Cómo hacer huevo poché con papel film
Tan solo necesitas huevo, agua, sal, pimienta, aceite de oliva y el papel film.
- Acercamos al fuego un cazo con agua.
- Cubrimos el interior de un bol o una taza con un cuadrado de film de unos 20 o 25 centímetros de lado.
- Ponemos una gotita de aceite de oliva y la extendemos un poco por el papel (esto impedirá que el huevo se pegue al plástico una vez cocinado).
- Cascamos el huevo en el bol cubierto de papel film.
- Añadimos una pizca de sal y una pizca de pimienta (le va muy bien también alguna sal aromatizada y alguna otra especia o hierba aromática).

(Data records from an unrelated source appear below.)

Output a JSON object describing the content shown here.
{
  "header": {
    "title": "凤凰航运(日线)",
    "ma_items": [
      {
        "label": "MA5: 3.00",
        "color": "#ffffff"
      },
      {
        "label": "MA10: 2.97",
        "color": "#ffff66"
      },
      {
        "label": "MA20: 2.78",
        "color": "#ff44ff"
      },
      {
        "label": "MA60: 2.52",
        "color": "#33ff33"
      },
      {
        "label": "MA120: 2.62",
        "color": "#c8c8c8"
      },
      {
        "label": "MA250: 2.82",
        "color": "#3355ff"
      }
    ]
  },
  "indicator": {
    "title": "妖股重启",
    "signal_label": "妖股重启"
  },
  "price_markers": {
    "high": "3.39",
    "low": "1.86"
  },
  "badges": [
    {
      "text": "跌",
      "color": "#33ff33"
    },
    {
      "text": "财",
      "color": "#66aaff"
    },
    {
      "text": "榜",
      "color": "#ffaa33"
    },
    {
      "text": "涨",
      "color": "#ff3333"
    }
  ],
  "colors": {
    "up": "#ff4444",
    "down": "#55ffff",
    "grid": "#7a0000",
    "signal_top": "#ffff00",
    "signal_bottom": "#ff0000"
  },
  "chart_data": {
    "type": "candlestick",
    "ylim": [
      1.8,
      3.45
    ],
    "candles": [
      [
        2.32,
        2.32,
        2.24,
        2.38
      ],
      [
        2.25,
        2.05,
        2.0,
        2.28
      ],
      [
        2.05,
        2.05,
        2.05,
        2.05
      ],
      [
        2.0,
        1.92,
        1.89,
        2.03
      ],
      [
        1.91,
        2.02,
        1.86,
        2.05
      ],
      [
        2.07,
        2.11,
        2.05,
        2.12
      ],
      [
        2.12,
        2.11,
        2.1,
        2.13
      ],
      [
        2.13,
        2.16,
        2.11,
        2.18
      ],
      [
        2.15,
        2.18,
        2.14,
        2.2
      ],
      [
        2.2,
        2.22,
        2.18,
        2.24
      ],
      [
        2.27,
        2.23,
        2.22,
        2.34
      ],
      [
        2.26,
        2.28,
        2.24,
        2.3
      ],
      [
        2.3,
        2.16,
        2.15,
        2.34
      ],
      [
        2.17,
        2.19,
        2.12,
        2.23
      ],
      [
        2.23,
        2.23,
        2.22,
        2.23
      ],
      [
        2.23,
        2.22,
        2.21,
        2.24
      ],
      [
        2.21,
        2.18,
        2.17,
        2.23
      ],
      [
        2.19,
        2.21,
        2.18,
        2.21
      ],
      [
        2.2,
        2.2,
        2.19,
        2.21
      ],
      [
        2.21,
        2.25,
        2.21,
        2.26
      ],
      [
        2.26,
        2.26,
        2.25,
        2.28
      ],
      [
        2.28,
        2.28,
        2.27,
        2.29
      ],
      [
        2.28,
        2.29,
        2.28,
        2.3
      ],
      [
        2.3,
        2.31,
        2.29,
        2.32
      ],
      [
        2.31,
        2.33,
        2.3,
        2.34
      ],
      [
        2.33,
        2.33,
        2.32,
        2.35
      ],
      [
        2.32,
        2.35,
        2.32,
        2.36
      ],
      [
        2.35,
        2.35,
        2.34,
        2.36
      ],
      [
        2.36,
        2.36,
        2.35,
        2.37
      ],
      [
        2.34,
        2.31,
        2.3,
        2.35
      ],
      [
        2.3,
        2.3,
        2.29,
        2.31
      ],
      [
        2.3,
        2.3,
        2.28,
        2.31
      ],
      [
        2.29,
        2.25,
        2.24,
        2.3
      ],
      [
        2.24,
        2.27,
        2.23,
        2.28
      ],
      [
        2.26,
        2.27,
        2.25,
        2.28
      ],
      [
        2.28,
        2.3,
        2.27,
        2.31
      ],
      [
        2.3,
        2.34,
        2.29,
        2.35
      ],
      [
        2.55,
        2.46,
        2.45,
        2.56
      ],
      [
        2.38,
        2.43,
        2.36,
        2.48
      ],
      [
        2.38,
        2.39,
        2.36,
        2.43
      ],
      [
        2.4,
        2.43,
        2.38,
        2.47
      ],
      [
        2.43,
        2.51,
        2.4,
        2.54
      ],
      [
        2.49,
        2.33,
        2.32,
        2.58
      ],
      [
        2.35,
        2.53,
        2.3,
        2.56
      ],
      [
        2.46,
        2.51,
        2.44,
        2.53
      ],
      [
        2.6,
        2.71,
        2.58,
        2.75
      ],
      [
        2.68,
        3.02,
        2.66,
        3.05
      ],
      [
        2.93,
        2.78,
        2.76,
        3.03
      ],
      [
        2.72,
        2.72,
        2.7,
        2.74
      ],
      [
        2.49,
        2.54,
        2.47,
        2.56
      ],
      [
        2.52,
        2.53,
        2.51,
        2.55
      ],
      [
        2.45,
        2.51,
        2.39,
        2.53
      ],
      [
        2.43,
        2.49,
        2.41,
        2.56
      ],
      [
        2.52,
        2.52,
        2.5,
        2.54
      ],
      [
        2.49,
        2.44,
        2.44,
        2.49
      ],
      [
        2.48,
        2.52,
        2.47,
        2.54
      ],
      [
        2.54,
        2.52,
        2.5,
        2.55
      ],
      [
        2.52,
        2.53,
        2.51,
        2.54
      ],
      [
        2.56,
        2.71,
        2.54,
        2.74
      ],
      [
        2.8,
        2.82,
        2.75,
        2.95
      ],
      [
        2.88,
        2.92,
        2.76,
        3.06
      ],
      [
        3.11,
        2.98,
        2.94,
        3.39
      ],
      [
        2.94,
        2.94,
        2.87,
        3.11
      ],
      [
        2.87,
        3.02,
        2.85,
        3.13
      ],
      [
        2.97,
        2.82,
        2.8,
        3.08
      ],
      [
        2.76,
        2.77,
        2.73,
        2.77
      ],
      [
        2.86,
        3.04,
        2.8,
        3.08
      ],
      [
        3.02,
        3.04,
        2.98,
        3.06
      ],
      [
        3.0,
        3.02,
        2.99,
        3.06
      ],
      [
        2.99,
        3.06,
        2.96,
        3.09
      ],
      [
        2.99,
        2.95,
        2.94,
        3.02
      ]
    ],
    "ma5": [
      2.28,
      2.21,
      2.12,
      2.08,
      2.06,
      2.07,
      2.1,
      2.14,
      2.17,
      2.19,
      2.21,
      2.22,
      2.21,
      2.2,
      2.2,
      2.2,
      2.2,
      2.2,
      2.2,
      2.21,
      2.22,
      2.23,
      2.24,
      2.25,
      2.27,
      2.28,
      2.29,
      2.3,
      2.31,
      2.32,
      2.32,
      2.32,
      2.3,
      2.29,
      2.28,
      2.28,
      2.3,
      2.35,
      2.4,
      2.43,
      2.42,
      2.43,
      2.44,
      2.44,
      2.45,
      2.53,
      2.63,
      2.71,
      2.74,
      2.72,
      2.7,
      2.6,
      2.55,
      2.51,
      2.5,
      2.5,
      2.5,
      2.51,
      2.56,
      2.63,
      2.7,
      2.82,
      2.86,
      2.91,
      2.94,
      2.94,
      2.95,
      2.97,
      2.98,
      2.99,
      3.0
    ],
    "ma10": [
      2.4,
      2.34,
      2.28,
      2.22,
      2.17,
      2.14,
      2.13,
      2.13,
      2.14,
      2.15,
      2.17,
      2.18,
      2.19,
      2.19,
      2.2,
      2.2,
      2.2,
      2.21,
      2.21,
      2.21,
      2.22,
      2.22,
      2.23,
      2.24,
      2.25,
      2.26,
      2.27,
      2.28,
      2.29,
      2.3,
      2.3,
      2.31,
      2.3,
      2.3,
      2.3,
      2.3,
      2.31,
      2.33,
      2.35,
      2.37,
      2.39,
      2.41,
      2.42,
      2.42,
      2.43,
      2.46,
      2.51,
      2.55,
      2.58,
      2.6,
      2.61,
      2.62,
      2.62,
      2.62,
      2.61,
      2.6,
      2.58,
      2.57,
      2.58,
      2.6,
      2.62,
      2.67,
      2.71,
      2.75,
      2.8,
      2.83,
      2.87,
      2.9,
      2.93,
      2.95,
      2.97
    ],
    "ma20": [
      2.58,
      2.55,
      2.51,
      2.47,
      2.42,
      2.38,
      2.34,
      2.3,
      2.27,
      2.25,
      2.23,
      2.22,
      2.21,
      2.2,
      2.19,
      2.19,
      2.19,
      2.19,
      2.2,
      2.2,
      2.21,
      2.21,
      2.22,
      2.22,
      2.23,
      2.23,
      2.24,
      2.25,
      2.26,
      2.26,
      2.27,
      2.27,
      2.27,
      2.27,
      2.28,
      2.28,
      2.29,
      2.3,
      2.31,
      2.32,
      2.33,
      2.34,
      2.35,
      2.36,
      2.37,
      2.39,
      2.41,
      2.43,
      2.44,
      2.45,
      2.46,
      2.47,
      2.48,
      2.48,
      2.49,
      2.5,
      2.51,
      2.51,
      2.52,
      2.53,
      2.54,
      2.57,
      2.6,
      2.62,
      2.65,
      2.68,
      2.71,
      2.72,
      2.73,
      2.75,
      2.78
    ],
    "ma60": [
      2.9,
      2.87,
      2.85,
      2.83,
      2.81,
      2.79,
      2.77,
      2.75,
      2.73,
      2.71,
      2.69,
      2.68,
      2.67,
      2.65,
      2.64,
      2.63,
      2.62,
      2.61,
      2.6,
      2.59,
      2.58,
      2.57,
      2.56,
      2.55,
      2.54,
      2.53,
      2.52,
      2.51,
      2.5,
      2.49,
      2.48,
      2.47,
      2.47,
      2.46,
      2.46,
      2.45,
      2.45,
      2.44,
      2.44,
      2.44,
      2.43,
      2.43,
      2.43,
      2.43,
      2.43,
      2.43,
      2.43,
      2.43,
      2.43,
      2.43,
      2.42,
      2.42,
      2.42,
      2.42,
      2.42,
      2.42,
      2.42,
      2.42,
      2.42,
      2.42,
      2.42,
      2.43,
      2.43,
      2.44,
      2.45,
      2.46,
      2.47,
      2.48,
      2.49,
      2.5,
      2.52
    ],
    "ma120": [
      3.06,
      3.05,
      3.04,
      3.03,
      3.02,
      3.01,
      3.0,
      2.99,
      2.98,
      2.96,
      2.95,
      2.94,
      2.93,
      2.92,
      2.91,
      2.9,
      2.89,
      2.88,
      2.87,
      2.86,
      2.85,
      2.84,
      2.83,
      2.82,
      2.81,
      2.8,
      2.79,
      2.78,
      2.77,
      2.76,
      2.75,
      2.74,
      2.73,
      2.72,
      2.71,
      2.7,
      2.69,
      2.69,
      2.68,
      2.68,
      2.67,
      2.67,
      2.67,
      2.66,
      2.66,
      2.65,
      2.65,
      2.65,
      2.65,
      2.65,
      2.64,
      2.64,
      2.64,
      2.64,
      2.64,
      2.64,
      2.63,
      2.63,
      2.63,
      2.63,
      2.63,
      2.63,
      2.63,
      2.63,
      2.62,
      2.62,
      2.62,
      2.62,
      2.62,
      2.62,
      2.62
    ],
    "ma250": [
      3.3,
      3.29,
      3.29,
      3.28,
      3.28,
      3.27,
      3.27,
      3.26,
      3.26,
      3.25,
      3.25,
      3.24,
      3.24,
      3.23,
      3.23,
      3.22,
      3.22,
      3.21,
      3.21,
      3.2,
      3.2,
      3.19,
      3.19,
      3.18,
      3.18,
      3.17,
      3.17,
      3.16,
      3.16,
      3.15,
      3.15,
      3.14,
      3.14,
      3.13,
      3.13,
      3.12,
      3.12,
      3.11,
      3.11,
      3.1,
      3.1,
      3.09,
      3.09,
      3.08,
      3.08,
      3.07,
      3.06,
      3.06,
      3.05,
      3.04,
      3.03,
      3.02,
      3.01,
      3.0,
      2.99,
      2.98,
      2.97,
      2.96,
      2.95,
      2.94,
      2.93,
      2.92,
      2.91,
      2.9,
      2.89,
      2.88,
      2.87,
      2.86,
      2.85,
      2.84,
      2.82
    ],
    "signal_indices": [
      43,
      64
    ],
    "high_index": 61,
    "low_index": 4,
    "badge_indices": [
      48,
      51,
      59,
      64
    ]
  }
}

- Cerramos el papel film haciendo un nudo o con una cuerda y formando un saquito. Puedes introducir un palo de brocheta dentro del nudo para sacarlo sin quemarte.
- Es conveniente –en la medida de lo posible- sacar todo el aire del saco antes de cerrarlo, para evitar que flote mucho en el agua durante la cocción.
- Sumergimos el saquito en el agua caliente, pero sin que llegue a hervir a borbotones, y cocinamos durante 4 minutos.
- Sacamos y con cuidado cortamos el film con un cuchillo o una tijera y sacamos con cuidado el huevo poché para comer y disfrutar de él.
Otra forma de hacer huevo poché, en un remolino de agua con un poco de vinagre
- Cascamos un huevo en una taza, con cuidado de no romper la yema, y reservamos.
- Echamos un chorrito de vinagre en un cazo con agua y ponemos al fuego.
- Cuando esté a punto de romper a hervir, bajamos el fuego. Es importante que el agua esté bien caliente, pero sin hervir, no debe haber burbujas.
- Hacemos un remolino suave en el agua con la ayuda de una cuchara.
- Dejamos caer el huevo en el centro del remolino.
- Cocinamos durante 3 minutos, hasta que la clara esté blanca y cuajada. La yema queda líquida tan solo cubierta por una ligera película exterior de un color un poco más tenue que cuando está cruda.
- Retiramos el huevo cuidadosamente con una espumadera, lo secamos con cuidado. ¡Y ya tienes tu huevo poché listo!